Gold rose as the U.S. dollar index and Treasury yields eased, with spot gold up 0.4% at $2,687.59 per ounce and futures gaining more than 1% to $2,710.00. Attention in markets has turned to upcoming U.S. consumer price index (CPI) data, which is expected to show annual inflation rising to 2.9% from 2.7% in November. Investors are weighing how that data will influence Federal Reserve policy and the outlook for rate cuts.
Ole Hansen, head of commodity strategy at Saxo Bank, said uncertainty is elevated ahead of the CPI release and that political developments add another layer of complexity. Proposals such as tariffs on imports — including those suggested by former President Trump — could push inflation higher. That, in turn, would complicate the Fed’s decisions on interest rates and the timing of potential easing.

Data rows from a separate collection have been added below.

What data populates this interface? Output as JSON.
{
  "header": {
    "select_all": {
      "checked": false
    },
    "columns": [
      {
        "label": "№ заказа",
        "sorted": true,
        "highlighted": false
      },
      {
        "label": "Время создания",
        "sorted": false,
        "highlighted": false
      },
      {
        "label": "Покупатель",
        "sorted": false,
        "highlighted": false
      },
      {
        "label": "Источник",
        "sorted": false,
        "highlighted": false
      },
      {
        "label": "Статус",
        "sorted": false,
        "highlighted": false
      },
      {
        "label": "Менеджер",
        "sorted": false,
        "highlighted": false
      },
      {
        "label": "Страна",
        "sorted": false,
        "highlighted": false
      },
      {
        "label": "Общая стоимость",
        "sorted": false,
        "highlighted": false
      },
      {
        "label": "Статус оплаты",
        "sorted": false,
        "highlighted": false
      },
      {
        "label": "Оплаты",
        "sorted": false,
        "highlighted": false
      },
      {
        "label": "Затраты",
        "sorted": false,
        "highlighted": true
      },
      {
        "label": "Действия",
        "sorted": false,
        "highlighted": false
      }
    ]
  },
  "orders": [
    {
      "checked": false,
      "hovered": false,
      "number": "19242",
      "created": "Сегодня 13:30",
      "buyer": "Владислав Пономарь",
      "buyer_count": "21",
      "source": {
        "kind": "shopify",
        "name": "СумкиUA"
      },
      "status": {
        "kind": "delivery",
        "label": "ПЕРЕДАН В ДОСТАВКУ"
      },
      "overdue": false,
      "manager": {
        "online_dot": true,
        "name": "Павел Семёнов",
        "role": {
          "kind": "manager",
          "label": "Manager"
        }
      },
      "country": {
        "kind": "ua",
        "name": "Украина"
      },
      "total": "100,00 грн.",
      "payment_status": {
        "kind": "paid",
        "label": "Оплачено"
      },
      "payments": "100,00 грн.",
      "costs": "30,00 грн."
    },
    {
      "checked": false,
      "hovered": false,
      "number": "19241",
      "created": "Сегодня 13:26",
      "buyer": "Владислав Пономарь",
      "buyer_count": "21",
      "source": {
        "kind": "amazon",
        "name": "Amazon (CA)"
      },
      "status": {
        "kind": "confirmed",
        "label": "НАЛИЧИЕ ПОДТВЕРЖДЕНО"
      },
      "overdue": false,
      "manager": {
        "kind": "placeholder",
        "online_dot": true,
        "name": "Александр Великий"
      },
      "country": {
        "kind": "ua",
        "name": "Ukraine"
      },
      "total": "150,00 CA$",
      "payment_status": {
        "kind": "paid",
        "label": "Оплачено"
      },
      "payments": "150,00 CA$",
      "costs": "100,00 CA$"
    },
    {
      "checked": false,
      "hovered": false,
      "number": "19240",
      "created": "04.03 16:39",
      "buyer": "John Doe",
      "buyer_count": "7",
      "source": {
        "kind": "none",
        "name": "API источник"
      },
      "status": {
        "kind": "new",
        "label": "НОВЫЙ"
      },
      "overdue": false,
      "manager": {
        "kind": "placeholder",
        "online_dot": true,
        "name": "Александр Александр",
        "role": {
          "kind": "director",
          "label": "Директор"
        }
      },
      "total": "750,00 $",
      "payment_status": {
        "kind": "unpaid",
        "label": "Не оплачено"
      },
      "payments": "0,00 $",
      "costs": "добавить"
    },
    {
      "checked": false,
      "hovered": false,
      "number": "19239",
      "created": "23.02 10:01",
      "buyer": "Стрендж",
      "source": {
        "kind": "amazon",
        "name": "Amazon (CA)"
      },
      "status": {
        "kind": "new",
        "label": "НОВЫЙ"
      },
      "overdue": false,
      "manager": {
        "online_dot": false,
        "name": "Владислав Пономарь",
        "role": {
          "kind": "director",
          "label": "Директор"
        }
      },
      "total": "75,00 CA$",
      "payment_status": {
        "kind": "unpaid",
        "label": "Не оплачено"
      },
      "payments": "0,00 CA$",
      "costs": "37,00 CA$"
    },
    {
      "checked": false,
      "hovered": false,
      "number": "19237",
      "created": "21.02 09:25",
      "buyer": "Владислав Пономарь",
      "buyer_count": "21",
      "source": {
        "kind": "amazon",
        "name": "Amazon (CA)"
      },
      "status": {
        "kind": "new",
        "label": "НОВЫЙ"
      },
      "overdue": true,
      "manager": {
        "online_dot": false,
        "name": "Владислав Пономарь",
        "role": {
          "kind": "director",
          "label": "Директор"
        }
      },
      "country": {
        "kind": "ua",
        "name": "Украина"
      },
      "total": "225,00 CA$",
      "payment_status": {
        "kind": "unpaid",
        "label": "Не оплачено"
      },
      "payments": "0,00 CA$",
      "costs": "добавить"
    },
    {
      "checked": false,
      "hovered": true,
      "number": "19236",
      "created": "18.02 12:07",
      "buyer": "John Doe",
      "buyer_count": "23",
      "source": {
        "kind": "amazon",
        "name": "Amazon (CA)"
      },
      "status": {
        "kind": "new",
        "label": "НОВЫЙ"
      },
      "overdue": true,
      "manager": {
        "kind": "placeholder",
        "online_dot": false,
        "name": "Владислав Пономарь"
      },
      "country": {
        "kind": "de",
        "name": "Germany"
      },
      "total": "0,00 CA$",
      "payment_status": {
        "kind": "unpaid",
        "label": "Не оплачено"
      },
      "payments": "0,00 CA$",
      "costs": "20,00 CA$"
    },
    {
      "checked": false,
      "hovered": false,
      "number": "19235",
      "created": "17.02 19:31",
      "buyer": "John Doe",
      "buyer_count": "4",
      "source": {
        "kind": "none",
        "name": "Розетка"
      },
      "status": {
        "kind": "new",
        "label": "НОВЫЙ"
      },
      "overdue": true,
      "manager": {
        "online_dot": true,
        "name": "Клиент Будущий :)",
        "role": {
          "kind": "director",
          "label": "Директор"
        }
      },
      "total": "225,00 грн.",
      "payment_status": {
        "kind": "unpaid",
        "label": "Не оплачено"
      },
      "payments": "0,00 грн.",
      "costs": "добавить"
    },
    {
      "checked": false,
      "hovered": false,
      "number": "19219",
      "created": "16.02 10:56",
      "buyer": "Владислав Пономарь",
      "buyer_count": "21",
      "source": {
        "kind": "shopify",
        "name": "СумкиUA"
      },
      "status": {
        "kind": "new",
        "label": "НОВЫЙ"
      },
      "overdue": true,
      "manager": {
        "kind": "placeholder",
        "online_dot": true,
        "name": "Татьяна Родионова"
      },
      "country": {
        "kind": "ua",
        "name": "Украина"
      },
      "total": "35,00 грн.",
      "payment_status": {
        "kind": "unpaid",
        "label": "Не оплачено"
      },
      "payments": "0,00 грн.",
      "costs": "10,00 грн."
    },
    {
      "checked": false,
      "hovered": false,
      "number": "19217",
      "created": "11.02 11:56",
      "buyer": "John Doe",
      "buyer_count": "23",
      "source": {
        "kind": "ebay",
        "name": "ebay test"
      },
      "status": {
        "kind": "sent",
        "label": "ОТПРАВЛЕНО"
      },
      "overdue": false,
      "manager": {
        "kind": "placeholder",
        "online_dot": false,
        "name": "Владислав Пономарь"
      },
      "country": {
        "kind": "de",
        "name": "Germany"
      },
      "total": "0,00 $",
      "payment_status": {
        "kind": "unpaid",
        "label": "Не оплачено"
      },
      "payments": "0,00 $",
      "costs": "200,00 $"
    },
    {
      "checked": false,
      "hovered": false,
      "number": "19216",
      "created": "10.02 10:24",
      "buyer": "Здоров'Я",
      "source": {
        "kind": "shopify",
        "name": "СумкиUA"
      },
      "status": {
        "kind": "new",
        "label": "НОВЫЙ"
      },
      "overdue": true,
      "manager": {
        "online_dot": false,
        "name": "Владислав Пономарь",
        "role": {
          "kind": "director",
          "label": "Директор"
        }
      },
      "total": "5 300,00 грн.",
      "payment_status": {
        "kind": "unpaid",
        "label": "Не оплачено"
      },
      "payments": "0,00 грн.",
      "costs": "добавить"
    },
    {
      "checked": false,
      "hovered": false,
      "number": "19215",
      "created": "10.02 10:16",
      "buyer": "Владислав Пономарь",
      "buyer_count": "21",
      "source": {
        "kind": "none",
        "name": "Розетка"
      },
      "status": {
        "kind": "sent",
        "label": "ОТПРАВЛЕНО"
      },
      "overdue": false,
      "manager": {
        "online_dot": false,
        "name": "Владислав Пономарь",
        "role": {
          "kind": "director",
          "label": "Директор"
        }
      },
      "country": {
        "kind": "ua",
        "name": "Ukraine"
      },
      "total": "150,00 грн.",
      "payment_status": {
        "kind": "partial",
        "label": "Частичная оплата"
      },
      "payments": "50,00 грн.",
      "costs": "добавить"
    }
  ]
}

Markets also digested Tuesday’s producer price index (PPI) report, which showed a modest increase. While the PPI did not point to an immediate acceleration in inflation pressures, analysts increasingly argue that expectations of near-term rate cuts have been pushed out. Many now see the earliest meaningful easing likely arriving in the second half of the year rather than the first.
The pullback in the dollar and yields has helped gold’s appeal as a store of value and hedge against inflation concerns. Lower real yields typically support higher gold prices because they reduce the opportunity cost of holding non-yielding assets. Traders will monitor not only the CPI print but also subsequent Fed commentary and any shifts in fiscal or trade policy that could influence inflation and growth.
In the near term, volatility around the CPI release is expected to drive market moves across currencies, bonds and commodities. Should inflation surprise to the upside, it could reinforce expectations that the Fed will remain cautious about cutting rates, which may limit upside in gold despite any short-term safe-haven flows. Conversely, a softer-than-expected CPI reading would likely increase speculation about earlier easing, putting additional pressure on the dollar and supporting further gains in gold.
For investors, the key considerations remain the pace of inflation, the Fed’s reaction function, and geopolitical or policy developments that could alter price dynamics. That mix of economic data and political factors is keeping markets on edge and sustaining demand for assets perceived as protection against inflation and uncertainty.